How Would Higher Medicare Costs Affect My Retirement Budget?
Q: I retired seven years ago at age 65 when I started Social Security and Medicare. I have difficulty budgeting my healthcare costs. I never seem to learn what they will be until I start getting the bills. Can you help?
A: Budgeting for changes in health as we age is a challenge. What we can do, though, is give you some pointers in estimating your current costs and setting a healthcare cost budget.
- Gather your medical expense records from the past year to three years, if you have them. Organization of these records not only helps you figure out your household budget, but keeping it all in one place helps you compile the amount to claim as medical expenses at tax time. Since expenses vary so much with your health, going back three years can help you get a better idea of average annual cost.
- Set up a healthcare worksheet with your basic expenses. That can include Medicare premiums for Part B (deducted from your Social Security), Medicare supplement premiums and Part D premiums OR Medicare Advantage premiums. You also need to include deductibles, out-of-pocket co-pays or co-insurance. In addition, include the costs for premiums or out-of-pocket costs for services that Medicare does not cover, including dental, vision and audio. Include the cost of glasses and hearing aids and batteries if you use them.
- Estimate healthcare cost increases of at least 7% to 10% a year. Recently there has been news of a slowdown in healthcare costs. While that's good, overall Medicare costs still increased about 6 percent and in the past two decades the rate of increase was often about 10 percent per year. To keep a lid on your costs, make sure you compare health and drug plans annually during the Medicare Open Enrollment period that starts October 15th and ends December 7th every year. Switch when you can find a better plan.

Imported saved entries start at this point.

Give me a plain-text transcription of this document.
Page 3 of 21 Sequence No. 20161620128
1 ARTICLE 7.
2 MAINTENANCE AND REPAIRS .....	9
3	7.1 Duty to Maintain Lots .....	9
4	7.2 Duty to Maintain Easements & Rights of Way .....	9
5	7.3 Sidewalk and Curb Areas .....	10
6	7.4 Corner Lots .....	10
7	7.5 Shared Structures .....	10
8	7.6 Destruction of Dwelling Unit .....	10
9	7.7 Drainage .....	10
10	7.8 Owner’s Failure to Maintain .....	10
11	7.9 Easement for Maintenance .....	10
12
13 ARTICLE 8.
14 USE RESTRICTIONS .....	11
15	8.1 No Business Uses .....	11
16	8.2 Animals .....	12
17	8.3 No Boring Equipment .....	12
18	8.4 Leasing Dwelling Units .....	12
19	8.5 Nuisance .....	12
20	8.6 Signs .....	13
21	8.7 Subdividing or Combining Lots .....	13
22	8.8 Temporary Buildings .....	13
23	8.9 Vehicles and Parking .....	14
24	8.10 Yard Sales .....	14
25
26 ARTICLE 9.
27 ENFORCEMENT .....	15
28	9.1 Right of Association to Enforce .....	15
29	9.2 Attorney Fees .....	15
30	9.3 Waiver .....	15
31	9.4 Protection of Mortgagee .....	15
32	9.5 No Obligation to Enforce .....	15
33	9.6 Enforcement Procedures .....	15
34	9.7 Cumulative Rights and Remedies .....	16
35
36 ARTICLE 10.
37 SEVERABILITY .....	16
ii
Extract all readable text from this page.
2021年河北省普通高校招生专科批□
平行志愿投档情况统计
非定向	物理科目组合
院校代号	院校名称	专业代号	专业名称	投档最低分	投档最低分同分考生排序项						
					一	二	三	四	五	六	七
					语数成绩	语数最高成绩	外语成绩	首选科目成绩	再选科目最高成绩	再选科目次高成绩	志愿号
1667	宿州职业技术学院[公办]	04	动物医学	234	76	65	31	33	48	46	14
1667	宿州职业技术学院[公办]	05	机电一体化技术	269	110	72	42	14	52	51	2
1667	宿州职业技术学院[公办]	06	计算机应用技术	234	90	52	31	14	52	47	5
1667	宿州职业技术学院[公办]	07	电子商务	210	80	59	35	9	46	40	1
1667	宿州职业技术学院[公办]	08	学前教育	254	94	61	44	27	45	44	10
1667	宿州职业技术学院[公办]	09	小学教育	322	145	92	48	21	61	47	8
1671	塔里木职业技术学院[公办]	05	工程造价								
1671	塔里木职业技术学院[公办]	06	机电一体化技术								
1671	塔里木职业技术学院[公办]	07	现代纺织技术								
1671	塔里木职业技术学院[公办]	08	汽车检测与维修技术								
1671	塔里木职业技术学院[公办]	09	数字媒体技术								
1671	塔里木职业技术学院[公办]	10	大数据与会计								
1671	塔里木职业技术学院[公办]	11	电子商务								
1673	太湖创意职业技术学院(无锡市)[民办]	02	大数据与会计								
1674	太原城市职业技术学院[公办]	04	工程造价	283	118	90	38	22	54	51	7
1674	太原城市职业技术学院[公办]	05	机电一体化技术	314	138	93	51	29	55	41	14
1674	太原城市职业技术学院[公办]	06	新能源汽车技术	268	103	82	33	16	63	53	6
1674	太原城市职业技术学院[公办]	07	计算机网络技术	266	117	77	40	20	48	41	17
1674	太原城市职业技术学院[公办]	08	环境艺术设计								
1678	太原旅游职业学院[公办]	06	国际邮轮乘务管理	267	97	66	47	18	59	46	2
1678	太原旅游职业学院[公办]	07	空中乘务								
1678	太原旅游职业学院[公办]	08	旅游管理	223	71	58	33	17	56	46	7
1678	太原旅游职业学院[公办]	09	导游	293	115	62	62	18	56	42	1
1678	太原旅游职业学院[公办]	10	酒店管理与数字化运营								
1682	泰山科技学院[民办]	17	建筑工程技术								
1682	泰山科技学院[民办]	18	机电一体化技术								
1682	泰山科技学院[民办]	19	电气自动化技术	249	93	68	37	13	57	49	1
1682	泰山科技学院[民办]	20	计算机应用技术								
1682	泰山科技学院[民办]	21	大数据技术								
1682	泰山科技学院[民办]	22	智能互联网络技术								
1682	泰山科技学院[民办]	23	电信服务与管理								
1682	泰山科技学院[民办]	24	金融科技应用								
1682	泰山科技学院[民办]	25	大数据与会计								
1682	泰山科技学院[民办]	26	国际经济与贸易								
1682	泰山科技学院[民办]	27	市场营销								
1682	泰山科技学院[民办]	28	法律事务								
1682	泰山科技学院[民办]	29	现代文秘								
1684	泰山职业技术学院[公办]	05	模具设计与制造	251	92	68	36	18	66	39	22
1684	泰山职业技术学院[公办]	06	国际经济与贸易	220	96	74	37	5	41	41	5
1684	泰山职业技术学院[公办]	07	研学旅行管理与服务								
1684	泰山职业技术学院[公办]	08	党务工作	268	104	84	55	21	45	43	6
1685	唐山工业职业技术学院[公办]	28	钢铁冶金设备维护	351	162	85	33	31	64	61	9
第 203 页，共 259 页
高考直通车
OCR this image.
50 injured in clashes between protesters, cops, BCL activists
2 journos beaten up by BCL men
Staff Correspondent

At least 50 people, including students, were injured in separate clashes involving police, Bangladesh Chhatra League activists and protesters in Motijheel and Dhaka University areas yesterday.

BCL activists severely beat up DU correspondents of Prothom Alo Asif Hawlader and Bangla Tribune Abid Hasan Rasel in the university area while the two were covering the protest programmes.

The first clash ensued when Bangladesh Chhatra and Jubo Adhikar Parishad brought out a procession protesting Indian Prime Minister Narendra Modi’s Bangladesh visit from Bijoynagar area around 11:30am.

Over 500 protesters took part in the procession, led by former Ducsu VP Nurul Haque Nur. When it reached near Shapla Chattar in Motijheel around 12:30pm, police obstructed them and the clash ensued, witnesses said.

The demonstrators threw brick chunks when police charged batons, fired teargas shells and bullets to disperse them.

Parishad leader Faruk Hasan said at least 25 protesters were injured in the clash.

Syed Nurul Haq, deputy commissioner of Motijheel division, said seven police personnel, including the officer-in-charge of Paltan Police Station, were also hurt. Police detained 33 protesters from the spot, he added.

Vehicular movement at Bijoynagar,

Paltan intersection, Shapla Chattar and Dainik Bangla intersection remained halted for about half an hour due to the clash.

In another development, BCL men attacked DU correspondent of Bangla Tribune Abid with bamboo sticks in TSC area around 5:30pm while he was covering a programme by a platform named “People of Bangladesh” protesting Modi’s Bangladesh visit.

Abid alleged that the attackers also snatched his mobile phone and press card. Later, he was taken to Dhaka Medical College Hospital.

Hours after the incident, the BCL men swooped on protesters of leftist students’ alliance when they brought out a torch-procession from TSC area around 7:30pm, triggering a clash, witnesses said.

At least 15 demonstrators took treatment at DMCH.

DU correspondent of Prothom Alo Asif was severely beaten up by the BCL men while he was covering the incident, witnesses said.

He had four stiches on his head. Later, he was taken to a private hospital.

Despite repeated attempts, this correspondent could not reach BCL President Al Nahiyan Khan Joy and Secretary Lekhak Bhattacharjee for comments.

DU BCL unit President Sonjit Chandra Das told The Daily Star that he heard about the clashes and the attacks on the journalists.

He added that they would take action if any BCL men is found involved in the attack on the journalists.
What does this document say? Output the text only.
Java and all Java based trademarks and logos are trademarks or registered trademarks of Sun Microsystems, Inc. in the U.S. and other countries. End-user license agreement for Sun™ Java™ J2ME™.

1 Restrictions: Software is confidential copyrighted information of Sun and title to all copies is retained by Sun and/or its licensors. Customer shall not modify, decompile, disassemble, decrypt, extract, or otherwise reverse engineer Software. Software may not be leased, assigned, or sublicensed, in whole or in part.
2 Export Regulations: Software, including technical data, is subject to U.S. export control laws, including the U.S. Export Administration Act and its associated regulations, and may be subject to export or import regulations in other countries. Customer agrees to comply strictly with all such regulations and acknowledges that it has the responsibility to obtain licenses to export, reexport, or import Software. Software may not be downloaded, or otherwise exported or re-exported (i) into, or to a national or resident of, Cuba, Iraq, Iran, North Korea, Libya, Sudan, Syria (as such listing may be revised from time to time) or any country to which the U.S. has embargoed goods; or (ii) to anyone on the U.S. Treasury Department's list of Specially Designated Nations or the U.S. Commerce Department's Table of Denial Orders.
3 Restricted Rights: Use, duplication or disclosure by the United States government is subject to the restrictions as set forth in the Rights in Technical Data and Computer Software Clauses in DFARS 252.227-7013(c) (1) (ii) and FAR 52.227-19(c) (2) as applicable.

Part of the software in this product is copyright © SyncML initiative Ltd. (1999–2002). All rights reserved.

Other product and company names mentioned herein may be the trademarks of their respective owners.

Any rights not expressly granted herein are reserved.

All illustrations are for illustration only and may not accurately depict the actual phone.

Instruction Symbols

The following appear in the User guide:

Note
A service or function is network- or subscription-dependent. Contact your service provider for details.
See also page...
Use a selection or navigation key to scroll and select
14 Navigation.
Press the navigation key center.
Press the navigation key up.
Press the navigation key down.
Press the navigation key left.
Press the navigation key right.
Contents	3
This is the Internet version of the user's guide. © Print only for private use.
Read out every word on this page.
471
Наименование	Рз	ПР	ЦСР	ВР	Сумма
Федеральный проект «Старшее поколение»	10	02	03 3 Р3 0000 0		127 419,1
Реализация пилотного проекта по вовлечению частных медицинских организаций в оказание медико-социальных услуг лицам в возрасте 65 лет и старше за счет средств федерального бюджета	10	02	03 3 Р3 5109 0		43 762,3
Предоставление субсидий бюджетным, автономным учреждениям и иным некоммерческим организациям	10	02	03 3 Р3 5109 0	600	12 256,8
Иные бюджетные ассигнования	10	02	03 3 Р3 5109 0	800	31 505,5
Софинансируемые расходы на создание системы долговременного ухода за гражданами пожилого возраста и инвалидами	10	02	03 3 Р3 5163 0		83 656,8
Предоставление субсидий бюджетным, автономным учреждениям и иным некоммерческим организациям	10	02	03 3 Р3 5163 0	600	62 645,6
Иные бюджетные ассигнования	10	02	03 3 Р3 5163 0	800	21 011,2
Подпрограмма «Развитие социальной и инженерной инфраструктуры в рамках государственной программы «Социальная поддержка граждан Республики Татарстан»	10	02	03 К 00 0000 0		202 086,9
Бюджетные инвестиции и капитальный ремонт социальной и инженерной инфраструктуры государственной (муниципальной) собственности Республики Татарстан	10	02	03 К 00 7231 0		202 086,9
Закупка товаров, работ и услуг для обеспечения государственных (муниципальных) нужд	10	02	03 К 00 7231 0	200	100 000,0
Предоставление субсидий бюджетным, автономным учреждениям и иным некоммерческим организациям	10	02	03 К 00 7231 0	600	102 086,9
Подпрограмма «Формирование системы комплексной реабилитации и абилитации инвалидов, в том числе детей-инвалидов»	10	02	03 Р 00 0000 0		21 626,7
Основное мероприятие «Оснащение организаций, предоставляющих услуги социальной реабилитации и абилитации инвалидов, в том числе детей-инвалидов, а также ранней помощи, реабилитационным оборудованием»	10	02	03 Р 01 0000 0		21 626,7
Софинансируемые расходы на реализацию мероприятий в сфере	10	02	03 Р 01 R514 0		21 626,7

- Plan for health changes as you age. What are the chances of developing a chronic condition, like asthma, diabetes or high blood pressure later in life? It's a good idea to set aside a portion of your retirement savings for healthcare emergencies and health changes as you age. One way to figure this is by using the out-of-pocket maximum limits on your health plan and Part D coverage. For example, having an emergency healthcare account of at least $11,450 set aside for a senior in reasonable health in 2013 is a smart idea. If you are in a health plan that has a maximum annual out-of-pocket limit, you will want to try to have at least that much set aside every year (that may be about $6,700 in 2013, for example). Your Part D out-of-pocket maximum in 2013 is $4,750.